I’ve always had a hard time identifying with Vampire Weekend. Maybe it’s because I didn’t go to an Ivy League college or that I don’t understand the desperate pleas to “Get out of Cape Cod,” but whatever it is, it irks me on some level. From a certain perspective it seems sniveling, egalitarian, and condescending. Take “Horchata” – the first song from the new album Contra ‚it’s like a chai’s and latte’s are just too bourgeois to sing about.
From another vantage, minus the snooty, loafer wearing, sweater-over-the-shoulder New England elitist perspective, VW is a fresh, clever, and slightly innovative take on pop rock. The comparisons to Paul Simon are all valid, but they deliver their Graceland meets The Talking Heads sound with a four-piece band.

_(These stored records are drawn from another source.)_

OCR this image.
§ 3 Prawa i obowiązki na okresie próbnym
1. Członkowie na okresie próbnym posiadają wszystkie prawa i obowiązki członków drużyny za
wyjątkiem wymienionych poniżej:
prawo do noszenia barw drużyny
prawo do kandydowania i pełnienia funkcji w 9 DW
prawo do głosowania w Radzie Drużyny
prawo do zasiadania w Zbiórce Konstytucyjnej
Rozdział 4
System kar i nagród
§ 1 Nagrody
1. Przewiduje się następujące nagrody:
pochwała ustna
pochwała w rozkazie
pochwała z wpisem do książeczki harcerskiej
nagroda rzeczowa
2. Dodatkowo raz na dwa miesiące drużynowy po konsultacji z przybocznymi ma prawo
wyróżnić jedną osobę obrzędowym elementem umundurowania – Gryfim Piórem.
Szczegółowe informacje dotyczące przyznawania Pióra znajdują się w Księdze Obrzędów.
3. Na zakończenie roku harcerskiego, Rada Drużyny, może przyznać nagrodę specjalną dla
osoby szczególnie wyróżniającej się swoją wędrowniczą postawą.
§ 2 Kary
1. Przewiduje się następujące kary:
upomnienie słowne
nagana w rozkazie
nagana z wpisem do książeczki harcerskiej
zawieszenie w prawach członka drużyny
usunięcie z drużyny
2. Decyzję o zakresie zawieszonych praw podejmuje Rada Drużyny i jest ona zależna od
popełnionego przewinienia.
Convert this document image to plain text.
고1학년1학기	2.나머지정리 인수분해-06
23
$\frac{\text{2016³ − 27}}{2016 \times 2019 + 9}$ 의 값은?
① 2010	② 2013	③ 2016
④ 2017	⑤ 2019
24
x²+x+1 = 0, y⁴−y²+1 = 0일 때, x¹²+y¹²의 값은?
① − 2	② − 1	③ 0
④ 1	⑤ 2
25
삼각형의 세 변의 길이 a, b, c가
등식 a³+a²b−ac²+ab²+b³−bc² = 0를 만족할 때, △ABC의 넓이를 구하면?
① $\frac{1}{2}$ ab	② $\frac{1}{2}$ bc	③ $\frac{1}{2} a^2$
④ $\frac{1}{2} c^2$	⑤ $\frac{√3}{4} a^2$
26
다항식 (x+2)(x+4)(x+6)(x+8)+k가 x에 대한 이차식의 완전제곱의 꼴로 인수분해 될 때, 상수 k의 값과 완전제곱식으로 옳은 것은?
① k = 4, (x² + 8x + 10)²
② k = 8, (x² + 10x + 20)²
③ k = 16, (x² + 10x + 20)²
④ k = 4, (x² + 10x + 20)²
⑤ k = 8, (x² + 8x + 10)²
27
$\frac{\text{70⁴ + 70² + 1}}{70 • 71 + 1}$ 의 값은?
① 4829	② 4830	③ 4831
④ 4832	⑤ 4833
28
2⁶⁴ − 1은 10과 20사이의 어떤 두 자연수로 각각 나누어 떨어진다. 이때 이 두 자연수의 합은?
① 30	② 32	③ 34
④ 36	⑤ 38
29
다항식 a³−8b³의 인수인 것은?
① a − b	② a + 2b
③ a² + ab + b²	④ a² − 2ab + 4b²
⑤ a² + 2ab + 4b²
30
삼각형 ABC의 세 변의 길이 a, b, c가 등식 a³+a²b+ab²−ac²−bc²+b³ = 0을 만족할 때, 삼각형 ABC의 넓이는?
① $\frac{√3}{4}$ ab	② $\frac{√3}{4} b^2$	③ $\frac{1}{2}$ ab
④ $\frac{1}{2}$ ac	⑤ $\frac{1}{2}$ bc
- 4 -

Contra delivers the Vampire Weekend sound we recognize from their debut without sounding retread. To the contrary, it sounds fresher, tighter, and more mature. Their influences broaden, but they incorporate them more seamlessly and inventive than before. “Horchata” with its vocal, xylophone intro that sweeps into a large pounding rhythm section with synthesizers and back again starts the album off in familiar fashion, but subtle twists are added to reveal influences. VW sites Paul’s Boutique, Brazilian Baile Funk, dancehall, Bollywood, and 1983 NYC among many others as inspiration on Contra and they’re felt.
A recent live, acoustic performance of “Cousins,” a kinetic, fun, and catchy single that sounds like it could be from the chase scene in Ferris Bueller’s Day Off, shows the band to be precise and polished. They’ve stepped up the musicality as they move through the rapid pace and frenetic changes. This allegro delivery, also evident in “Holiday” and “California English” almost serves to make VW harder. Not really heavy, but a little more “edge” while preserving the playful poppy-ness that people hold dear. Despite the quickened pace “California English” still manages to used layered backing vocals – almost like a string section, then, bring in some real strings for the bridge to smooth out the tune.
“Run” implements a clever percussion pattern, building up to a ska infused horn part and bursting into a chorus of 80′s electro pop. “Giving up the Gun” continues the reliance on nifty drum beats but leans more heavily on the electronic influence of loops and synth parts twisting around driving bass lines to deliver. Love ‘em or hate ‘em Contra further establishes Vampire Weekend as a serious contender in defining their sound and soul.